Is it possible to call the hosted text-generation APIs in such a way as to get low-latency partial streaming results, without having to wait for the full completion to be returned as JSON?
OpenAI has a stream parameter, documented here:
And InferKit has a streamResponse parameter, documented here:
Based on the lack of response, I’m assuming this isn’t currently possible with the hosted Huggingface APIs. Is this the kind of thing that might easily be implemented, if I file a feature-request ticket on the github project?
For long generation, we currently don’t have a chunking option like InferKit seems to propose.
What we do have is a parameter max_time to limit the time of the in flight request (since latency seems to depend on actual usage and user, if you’re doing live suggestions, then time to the first suggestion is really important).
The streaming mentioned by @osanseviero is another option, but more fit for “batch-like” jobs, where you want to feed a GPU and you are not as latency sensitive (so you can send all your work at once, and just wait for the answers).
If I understand correctly, for long generation this would not be the case since every new generation would depend on the previously generated token. Yet definitely a viable option.
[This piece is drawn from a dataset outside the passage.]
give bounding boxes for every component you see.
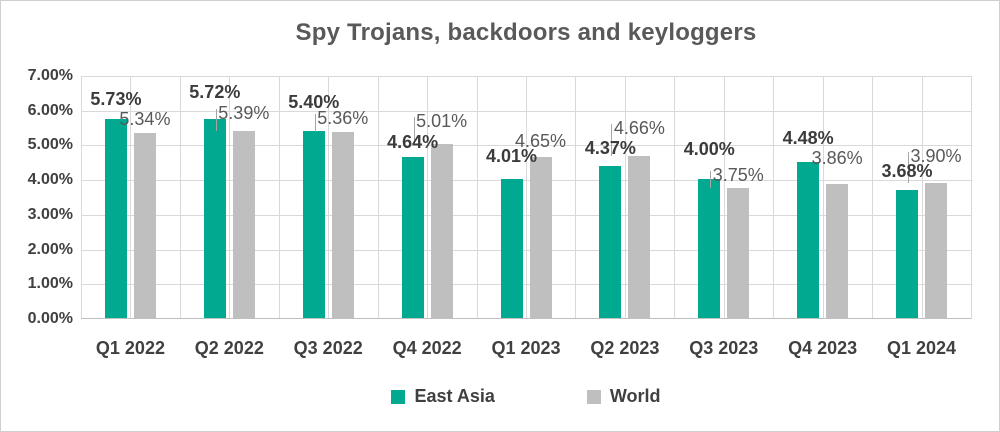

Here is an example of how that would work in Python:
import json
import os
import requests
API_TOKEN = os.getenv("HF_API_TOKEN")
headers = {"Authorization": f"Bearer {API_TOKEN}"}
API_URL = "https://api-inference.huggingface.co/models/gpt2"
def streaming(payload):
inputs = ""
for i in range(10):
data = json.dumps(payload)
response = requests.request("POST", API_URL, headers=headers, data=data)
return_data = json.loads(response.content.decode("utf-8"))
inputs = return_data[0]["generated_text"]
payload["inputs"] += inputs
print("---" * 20)
print(payload["inputs"])
print("---" * 20)
streaming(
{
"inputs": "The answer to the universe is",
"parameters": {"max_time": 1, "return_full_text": False},
}
)
At any rate, if I wanted to file an enhancement request in a github ticket for something like this, should I create it in the transformers project, or the huggingface_hub project?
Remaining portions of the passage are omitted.